We also have a very active befriending service. We match volunteers to seniors in nursing homes who have no family here to visit them. I’m not sure who gets more from the visits, the senior itching for an Irish accent to come in and fill them in on the weekends’ GAA results, or the volunteer who is nostalgic for parents and grandparents back home.

Alongside the Irish Consulate in Sydney, we help individuals and families through difficult times including homelessness, injury, illness and bereavement. We offer practical support to parents coming across from Ireland in distressing circumstances. Often the Irish Support Agency is the main point of contact for police and hospital staff while parents make the journey across.

We ensure that they have transport from the airport and can provide assistance in finding nearby accommodation. Simple, practical things like having an adapter to charge their phone, a notebook to record important information and an Australian telephone sim card and a travel card can make a huge difference.

Counselling support

Later, we offer counselling support to the family, friends and the client themselves to help them process the stressful time.

Administration costs of the agency are supported by the Department of Foreign Affairs and Trade of Ireland’s Emigrant Support Programme (ESP). This means that the money generated from fundraising and donations can go directly to clients and services.
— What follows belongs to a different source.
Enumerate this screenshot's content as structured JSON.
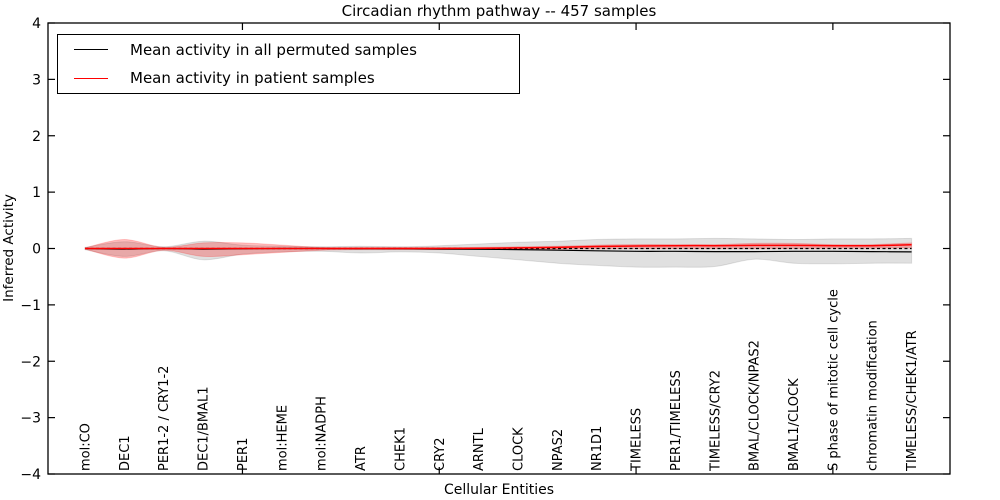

A big focus of our work in recent months has been on mental health. We are establishing a base of Irish counsellors to offer a culturally-aware counselling service for Irish people in New South Wales, including those in hospitals and detention centres. This month we are facilitating mental health first aid training for Irish community groups, with funding from the ESP mission fund. GAA clubs, mothers’ groups, LGBT groups and other Irish organisations will benefit from having a designated mental health first aider to support members experiencing mental health issues.

For those who decide to return to Ireland, there can be a lack of accurate information on the processes and options available to them. In partnership with the Crosscare Migrant Project in Dublin, we hosted our first Returning to Ireland workshop earlier this month, with expert speakers covering topics including tax and superannuation, visas for Australian partners and social welfare entitlements.

We will continue to work with other services and ESP-funded organisations in Australia and Ireland to support our clients and to develop new programmes to meet the changing demands of the Irish community in New South Wales.